Under the surface, baseball is always played to a subdued but inescapable tension, because at any second one of these utterly fabulous events may take place. The game may be distressingly one-sided, and the home team may come up in the ninth inning five runs behind, and in a clock game like football or basketball the margin would be physically unbeatable; but in baseball anything can happen, and the tiniest fluke can change everything. (Remember the World Series game the Yankees won when a Brooklyn catcher dropped a third strike with two men out in the ninth?) A commonplace game can turn into a hair-raiser at any moment, and things do not actually need to happen to create the suspense. A free-hitting, high-scoring game may be most eventful, but few strains are greater than the strain of watching a pitcher protect a 1-0 lead in the late innings of a routine game. Nothing, perhaps, actually happens—but every time the ball is thrown the game may turn upside down, and nobody ever forgets it.

All of this is built in, for the spectator. Built in, as well, is the close attention to records and statistics. Batting averages and pitchers’ records are all-important; to know that a Rogers Hornsby, for instance, could bat more than .400 in three different years— that is, could average getting two hits for every five times he came to the plate, 154 games a year, for three years—is important. It has been suggested, now and then, that big league playing schedules be reduced from 154 games to some smaller figure, and the suggestion has always been howled down: it would upset all the averages. Unthinkable; how do you compare today’s pitcher with Walter Johnson or Lefty Grove if today’s pitcher plays in fewer games every year?

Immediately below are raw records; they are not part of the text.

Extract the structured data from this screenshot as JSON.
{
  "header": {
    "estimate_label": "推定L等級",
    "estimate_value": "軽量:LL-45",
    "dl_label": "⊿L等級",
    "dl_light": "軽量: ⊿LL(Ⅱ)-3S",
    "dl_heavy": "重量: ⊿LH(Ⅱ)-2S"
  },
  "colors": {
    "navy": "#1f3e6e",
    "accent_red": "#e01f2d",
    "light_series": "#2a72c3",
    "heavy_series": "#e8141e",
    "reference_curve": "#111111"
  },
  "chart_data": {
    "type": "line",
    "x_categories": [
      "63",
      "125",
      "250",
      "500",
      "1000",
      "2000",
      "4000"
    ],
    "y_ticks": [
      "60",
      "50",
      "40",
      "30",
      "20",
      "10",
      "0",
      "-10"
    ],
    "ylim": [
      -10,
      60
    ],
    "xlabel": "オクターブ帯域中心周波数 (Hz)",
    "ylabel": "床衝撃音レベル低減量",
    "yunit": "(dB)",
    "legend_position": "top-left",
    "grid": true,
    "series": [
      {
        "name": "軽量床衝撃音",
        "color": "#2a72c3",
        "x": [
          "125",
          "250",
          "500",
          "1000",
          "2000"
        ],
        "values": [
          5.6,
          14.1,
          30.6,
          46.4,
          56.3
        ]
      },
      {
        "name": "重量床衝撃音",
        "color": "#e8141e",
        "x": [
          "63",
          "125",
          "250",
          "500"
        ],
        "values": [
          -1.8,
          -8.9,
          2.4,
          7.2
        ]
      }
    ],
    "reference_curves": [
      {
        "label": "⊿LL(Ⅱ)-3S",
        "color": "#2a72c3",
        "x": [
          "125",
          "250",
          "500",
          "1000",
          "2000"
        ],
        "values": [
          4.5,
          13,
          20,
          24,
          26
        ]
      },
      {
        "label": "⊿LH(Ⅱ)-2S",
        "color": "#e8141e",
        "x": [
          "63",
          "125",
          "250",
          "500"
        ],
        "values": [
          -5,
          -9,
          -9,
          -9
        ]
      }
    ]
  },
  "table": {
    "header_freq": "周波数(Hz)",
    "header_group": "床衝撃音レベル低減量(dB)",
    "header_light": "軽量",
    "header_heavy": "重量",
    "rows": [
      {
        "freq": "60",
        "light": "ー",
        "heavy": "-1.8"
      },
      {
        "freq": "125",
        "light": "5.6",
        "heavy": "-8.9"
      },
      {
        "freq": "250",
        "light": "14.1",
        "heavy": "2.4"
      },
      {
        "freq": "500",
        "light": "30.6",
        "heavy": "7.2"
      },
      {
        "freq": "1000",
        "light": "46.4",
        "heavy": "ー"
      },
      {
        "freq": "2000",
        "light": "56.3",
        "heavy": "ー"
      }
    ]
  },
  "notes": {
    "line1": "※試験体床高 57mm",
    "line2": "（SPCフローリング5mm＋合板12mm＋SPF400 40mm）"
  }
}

The circumstances under which baseball is played nowadays have changed greatly, to be sure. Less than half a century ago, every town that amounted to anything at all was represented in some league of professional players, and these leagues—the minor leagues, of hallowed memory—have been dissolving and vanishing, as more and more spectators get their games by television or by radio and ignore the local ball park. The Little Leagues have come up, and semi-subsidized sand-lot leagues, and even college baseball is here and there enjoying a new lease on life—after all, the new players in the big leagues have to come from somewhere, and besides, young Americans still like to play baseball; but the old pattern is gone, and even the major leagues themselves have undergone profound changes and, to a purist from the old days, are all but unrecognizable. Where are the St. Louis Browns, or the Philadelphia Athletics, or the Boston Braves—or, for the matter of that, even the magnificent New York Giants, and the Brooklyn Dodgers? Gone forever, to be sure, with new cities taking over, and with a few old-timers muttering that the last days are at hand.